La vertu de la réserve prônée par les Japonais est mise en évidence quand Komako dément le bavardage intempestif de la masseuse : « C’est du roman à bon marché, dirait-on. Mais ce n’est pas vrai. Je n’ai jamais été sa fiancée […] Je ne suis pas non plus devenue geisha pour porter aide à qui que ce soit ». Elle ajoute : « Néanmoins je dois beaucoup à sa mère, et il était naturel que je fasse ce que je pouvais. » Cette phrase peu explicite, sans démentir la première partie de son propos, ouvre le champ de tous les possibles.
L’art du secret
Comme tout art, la littérature a la liberté d’utiliser le sexe à des fins créatives. Chez Kawabata, les relations entre les personnes (dont les relations amoureuses) sont des ressorts invisibles qui font se mouvoir (et s’émouvoir) les protagonistes sans jamais les dévoiler totalement. Le mystère de l’affectivité et de l’érotisme qui se déploie à mots couverts dans ce roman est l’antinomie même de l’exhibitionnisme pornographique qui, particulièrement depuis quelques décennies, se déchaine un peu partout dans le monde, non à des fins artistiques, mais à des fins marchandes.
L’art du cadeau
« Pays de neige », récit animé d’un véritable souffle poétique est à lire ligne à ligne, mot à mot avec la mesure que requiert la lecture de toute poésie. Lire ce livre c’est ouvrir un cadeau avec la lenteur exquise des gestes qui retardent le moment de la découverte finale du contenu.
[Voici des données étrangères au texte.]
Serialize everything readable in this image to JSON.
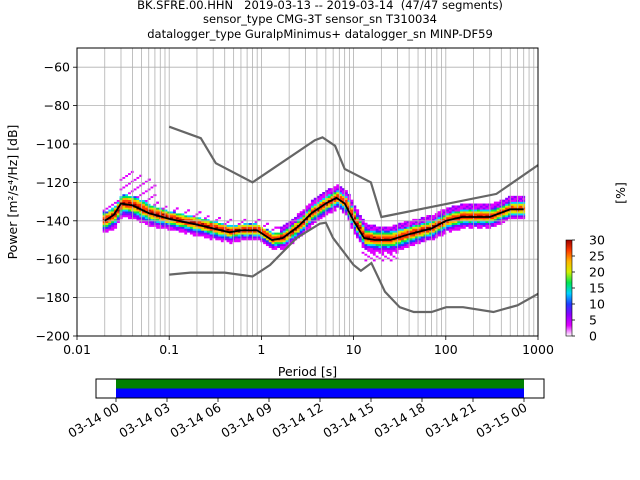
{
  "title_lines": [
    "BK.SFRE.00.HHN   2019-03-13 -- 2019-03-14  (47/47 segments)",
    "sensor_type CMG-3T sensor_sn T310034",
    "datalogger_type GuralpMinimus+ datalogger_sn MINP-DF59"
  ],
  "chart_data": {
    "type": "heatmap",
    "xlabel": "Period [s]",
    "ylabel": "Power [m²/s⁴/Hz] [dB]",
    "x_scale": "log",
    "xlim": [
      0.01,
      1000
    ],
    "ylim": [
      -200,
      -50
    ],
    "x_ticks": [
      {
        "value": 0.01,
        "label": "0.01"
      },
      {
        "value": 0.1,
        "label": "0.1"
      },
      {
        "value": 1,
        "label": "1"
      },
      {
        "value": 10,
        "label": "10"
      },
      {
        "value": 100,
        "label": "100"
      },
      {
        "value": 1000,
        "label": "1000"
      }
    ],
    "y_ticks": [
      -60,
      -80,
      -100,
      -120,
      -140,
      -160,
      -180,
      -200
    ],
    "grid": true,
    "noise_model_high": [
      [
        0.1,
        -91
      ],
      [
        0.22,
        -97
      ],
      [
        0.32,
        -110
      ],
      [
        0.8,
        -120
      ],
      [
        3.8,
        -98
      ],
      [
        4.6,
        -96.5
      ],
      [
        6.3,
        -101
      ],
      [
        8.0,
        -113
      ],
      [
        15.4,
        -120
      ],
      [
        20,
        -138
      ],
      [
        354,
        -126
      ],
      [
        1000,
        -111
      ]
    ],
    "noise_model_low": [
      [
        0.1,
        -168
      ],
      [
        0.17,
        -167
      ],
      [
        0.4,
        -167
      ],
      [
        0.8,
        -169
      ],
      [
        1.24,
        -163
      ],
      [
        2.4,
        -149
      ],
      [
        4.3,
        -141.5
      ],
      [
        5.0,
        -141
      ],
      [
        6.0,
        -149
      ],
      [
        10,
        -163
      ],
      [
        12,
        -166
      ],
      [
        15.6,
        -162
      ],
      [
        21.9,
        -177
      ],
      [
        31.6,
        -185
      ],
      [
        45,
        -187.5
      ],
      [
        70,
        -187.5
      ],
      [
        101,
        -185
      ],
      [
        154,
        -185
      ],
      [
        328,
        -187.5
      ],
      [
        600,
        -184
      ],
      [
        1000,
        -178
      ]
    ],
    "mean_curve": [
      [
        0.02,
        -140
      ],
      [
        0.025,
        -137
      ],
      [
        0.03,
        -131
      ],
      [
        0.04,
        -132
      ],
      [
        0.06,
        -136
      ],
      [
        0.1,
        -139
      ],
      [
        0.2,
        -142
      ],
      [
        0.3,
        -144
      ],
      [
        0.45,
        -146
      ],
      [
        0.6,
        -145
      ],
      [
        0.9,
        -145
      ],
      [
        1.3,
        -150
      ],
      [
        1.7,
        -149
      ],
      [
        2.5,
        -143
      ],
      [
        3.5,
        -136
      ],
      [
        5,
        -131
      ],
      [
        6.5,
        -128
      ],
      [
        8,
        -131
      ],
      [
        10,
        -140
      ],
      [
        13,
        -149
      ],
      [
        17,
        -150
      ],
      [
        25,
        -150
      ],
      [
        40,
        -147
      ],
      [
        70,
        -144
      ],
      [
        100,
        -140
      ],
      [
        150,
        -138
      ],
      [
        300,
        -138
      ],
      [
        500,
        -134
      ],
      [
        700,
        -134
      ]
    ],
    "percentile_band": [
      [
        0.02,
        -143,
        -138
      ],
      [
        0.03,
        -135,
        -129
      ],
      [
        0.05,
        -137,
        -131
      ],
      [
        0.1,
        -141,
        -137
      ],
      [
        0.3,
        -146,
        -142
      ],
      [
        0.5,
        -147,
        -144
      ],
      [
        1.3,
        -151,
        -148
      ],
      [
        2.5,
        -145,
        -141
      ],
      [
        5,
        -133,
        -129
      ],
      [
        7,
        -130,
        -126
      ],
      [
        10,
        -143,
        -137
      ],
      [
        15,
        -152,
        -147
      ],
      [
        30,
        -152,
        -147
      ],
      [
        100,
        -142,
        -138
      ],
      [
        300,
        -140,
        -136
      ],
      [
        700,
        -136,
        -132
      ]
    ],
    "colorbar": {
      "label": "[%]",
      "range": [
        0,
        30
      ],
      "ticks": [
        0,
        5,
        10,
        15,
        20,
        25,
        30
      ],
      "colors": [
        "#ffffff",
        "#e000ff",
        "#8c00ff",
        "#1e3cff",
        "#00d2ff",
        "#00e650",
        "#d4f000",
        "#ffb400",
        "#ff3c00",
        "#a00000"
      ]
    },
    "colors": {
      "noise_model": "#666666",
      "mean": "#000000"
    },
    "timeline": {
      "tick_labels": [
        "03-14 00",
        "03-14 03",
        "03-14 06",
        "03-14 09",
        "03-14 12",
        "03-14 15",
        "03-14 18",
        "03-14 21",
        "03-15 00"
      ],
      "start_hours": 0,
      "end_hours": 24,
      "bar_colors": {
        "top": "#008000",
        "bottom": "#0000ff"
      }
    }
  }
}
Ici rien n’est donné, tout est offert. Rien n’est explicite, tout est suggéré.
Kawabata montre (sans jamais démontrer) qu’aucune relation n’est simple, que la réalité est difficile à cerner, que l’amour demeure un mystère, que la beauté est omniprésente. Il laisse au lecteur la liberté de l’interprétation.
Lire un livre, en particulier celui-ci, c’est pénétrer en pays étranger pour rencontrer des inconnus, et si on veut vraiment connaître et comprendre ces inconnus patience et attention sont de rigueur. « Pays de neige » est un grand roman.
Georges Bogey, juin 2014
Yasunari Kawabata (1899-1972) premier Japonais à obtenir le Prix Nobel de littérature (1968) laisse une œuvre considérable dont la portée est universelle. « Pays de Neige » paru en 1948 a été traduit en France en 1960.
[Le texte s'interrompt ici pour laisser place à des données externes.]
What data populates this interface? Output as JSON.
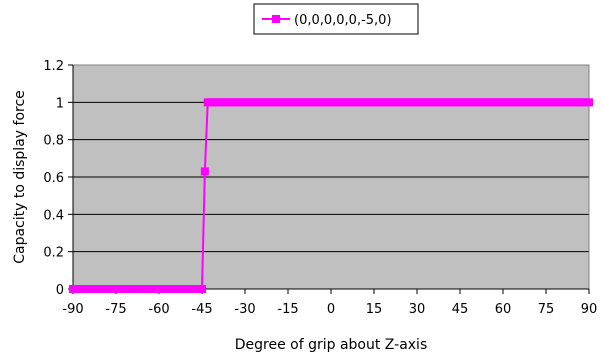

*Une geisha est une sorte dame de compagnie élégante et raffinée, payée pour proposer à des clients [généralement riches et cultivés] le spectacle des différents arts qu’elle maitrise. Une geisha sait, entre autres, danser, chanter, jouer d’un instrument de musique, dire de la poésie, elle connaît tous les rites et usages de la société traditionnelle japonaise, elle a assez de culture pour tenir une conversation avec ses clients, quels qu’ils soient. Contrairement à certaines idées reçues, une geisha n’est pas une prostituée. Personne ne peut la contraindre à coucher avec ses clients. Celles qui le font le font de leur plein gré.